HealthSLM-Bench: Benchmarking Small Language Models for Mobile and Wearable Healthcare Monitoring
- URL: http://arxiv.org/abs/2509.07260v4
- Date: Tue, 30 Sep 2025 12:04:14 GMT
- Title: HealthSLM-Bench: Benchmarking Small Language Models for Mobile and Wearable Healthcare Monitoring
- Authors: Xin Wang, Ting Dang, Xinyu Zhang, Vassilis Kostakos, Michael J. Witbrock, Hong Jia,
- Abstract summary: Small Language Models (SLMs) are lightweight and designed to run locally and efficiently on mobile and wearable devices.<n>We evaluate SLMs on health prediction tasks using zero-shot, few-shot, and instruction fine-tuning approaches.<n>Our results show that SLMs can achieve performance comparable to large language models while offering substantial gains in efficiency and privacy.
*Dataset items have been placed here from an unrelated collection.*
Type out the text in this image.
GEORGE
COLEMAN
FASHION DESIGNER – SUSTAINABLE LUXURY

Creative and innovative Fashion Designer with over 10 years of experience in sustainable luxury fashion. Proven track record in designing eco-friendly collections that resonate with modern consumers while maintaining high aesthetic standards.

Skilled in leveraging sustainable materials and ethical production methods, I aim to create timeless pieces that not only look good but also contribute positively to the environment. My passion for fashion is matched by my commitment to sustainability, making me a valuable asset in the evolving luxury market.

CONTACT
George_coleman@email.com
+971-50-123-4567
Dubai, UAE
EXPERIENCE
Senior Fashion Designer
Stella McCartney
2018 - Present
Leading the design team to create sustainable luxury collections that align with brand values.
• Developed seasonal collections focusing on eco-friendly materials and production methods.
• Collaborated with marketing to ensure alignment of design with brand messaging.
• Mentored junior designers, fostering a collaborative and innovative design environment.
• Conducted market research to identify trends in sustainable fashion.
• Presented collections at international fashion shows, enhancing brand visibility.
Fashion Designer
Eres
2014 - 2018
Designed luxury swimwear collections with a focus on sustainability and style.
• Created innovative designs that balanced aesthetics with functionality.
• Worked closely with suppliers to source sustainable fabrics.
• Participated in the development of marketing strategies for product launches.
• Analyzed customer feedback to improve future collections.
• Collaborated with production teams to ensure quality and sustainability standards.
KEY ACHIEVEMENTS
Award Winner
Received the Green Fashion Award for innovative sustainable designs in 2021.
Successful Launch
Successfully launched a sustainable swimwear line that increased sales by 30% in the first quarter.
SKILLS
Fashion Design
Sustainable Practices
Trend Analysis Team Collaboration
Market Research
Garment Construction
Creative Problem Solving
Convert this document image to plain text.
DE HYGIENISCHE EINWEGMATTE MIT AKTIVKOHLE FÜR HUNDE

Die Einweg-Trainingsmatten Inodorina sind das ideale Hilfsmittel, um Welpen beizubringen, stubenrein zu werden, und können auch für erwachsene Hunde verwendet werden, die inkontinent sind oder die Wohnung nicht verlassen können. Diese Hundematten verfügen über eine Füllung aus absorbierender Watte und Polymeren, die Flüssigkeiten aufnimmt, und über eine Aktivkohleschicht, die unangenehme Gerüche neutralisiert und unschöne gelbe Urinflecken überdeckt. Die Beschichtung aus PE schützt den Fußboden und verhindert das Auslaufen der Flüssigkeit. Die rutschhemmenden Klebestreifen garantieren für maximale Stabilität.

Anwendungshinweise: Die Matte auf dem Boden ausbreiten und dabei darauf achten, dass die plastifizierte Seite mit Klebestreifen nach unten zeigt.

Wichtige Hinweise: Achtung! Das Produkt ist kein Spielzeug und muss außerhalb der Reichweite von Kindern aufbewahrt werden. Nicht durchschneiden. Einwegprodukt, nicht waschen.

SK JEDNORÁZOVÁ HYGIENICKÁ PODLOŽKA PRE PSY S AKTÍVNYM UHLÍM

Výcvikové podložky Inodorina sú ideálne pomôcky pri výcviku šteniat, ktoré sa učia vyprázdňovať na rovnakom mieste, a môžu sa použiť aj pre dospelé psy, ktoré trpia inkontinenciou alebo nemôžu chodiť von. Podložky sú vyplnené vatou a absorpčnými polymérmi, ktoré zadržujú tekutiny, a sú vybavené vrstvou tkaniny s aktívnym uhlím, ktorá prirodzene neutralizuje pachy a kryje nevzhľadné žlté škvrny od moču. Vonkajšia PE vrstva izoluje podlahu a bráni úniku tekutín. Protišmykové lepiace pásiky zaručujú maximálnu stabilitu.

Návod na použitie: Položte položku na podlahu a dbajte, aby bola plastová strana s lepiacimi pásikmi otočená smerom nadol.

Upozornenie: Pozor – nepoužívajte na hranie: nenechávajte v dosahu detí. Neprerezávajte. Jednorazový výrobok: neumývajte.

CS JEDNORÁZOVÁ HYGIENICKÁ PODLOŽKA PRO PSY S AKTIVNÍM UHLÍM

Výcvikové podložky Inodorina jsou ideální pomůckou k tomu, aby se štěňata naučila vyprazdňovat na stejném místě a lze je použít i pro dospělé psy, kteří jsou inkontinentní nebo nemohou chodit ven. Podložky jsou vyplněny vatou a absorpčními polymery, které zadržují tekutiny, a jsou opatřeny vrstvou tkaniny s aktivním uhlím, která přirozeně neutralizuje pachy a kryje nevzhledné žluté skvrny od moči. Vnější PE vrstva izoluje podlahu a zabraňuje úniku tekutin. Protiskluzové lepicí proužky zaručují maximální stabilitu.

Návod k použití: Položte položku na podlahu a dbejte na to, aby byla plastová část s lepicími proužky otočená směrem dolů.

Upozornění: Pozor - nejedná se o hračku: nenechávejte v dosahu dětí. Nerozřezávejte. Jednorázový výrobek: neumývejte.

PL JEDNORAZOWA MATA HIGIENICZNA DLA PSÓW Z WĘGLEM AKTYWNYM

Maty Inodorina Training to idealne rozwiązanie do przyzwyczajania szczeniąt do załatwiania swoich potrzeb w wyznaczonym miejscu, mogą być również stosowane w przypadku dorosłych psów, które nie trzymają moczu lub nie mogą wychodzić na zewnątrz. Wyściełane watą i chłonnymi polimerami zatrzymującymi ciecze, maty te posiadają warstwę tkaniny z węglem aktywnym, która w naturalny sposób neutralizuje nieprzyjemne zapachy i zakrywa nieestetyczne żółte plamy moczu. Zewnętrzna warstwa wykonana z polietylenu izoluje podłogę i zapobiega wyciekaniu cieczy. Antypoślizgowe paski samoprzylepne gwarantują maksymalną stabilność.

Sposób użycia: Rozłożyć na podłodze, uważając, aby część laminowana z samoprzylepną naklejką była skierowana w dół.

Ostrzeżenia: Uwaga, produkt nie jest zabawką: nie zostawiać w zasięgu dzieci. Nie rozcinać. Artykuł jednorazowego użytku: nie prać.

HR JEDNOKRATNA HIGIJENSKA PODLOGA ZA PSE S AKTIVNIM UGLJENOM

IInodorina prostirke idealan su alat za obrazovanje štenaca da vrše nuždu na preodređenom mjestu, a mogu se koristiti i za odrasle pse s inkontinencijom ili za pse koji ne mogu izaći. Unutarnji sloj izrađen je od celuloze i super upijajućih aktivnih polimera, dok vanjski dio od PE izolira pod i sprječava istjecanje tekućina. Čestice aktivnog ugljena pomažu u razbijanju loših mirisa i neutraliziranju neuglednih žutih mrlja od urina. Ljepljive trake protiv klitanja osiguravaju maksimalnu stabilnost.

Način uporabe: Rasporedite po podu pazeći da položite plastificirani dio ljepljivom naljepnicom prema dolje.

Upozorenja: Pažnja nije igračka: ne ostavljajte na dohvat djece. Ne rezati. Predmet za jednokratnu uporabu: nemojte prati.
- Score: 18.403597949089317
- License: http://creativecommons.org/licenses/by/4.0/
- Abstract: Mobile and wearable healthcare monitoring play a vital role in facilitating timely interventions, managing chronic health conditions, and ultimately improving individuals' quality of life. Previous studies on large language models (LLMs) have highlighted their impressive generalization abilities and effectiveness in healthcare prediction tasks. However, most LLM-based healthcare solutions are cloud-based, which raises significant privacy concerns and results in increased memory usage and latency. To address these challenges, there is growing interest in compact models, Small Language Models (SLMs), which are lightweight and designed to run locally and efficiently on mobile and wearable devices. Nevertheless, how well these models perform in healthcare prediction remains largely unexplored. We systematically evaluated SLMs on health prediction tasks using zero-shot, few-shot, and instruction fine-tuning approaches, and deployed the best performing fine-tuned SLMs on mobile devices to evaluate their real-world efficiency and predictive performance in practical healthcare scenarios. Our results show that SLMs can achieve performance comparable to LLMs while offering substantial gains in efficiency and privacy. However, challenges remain, particularly in handling class imbalance and few-shot scenarios. These findings highlight SLMs, though imperfect in their current form, as a promising solution for next-generation, privacy-preserving healthcare monitoring.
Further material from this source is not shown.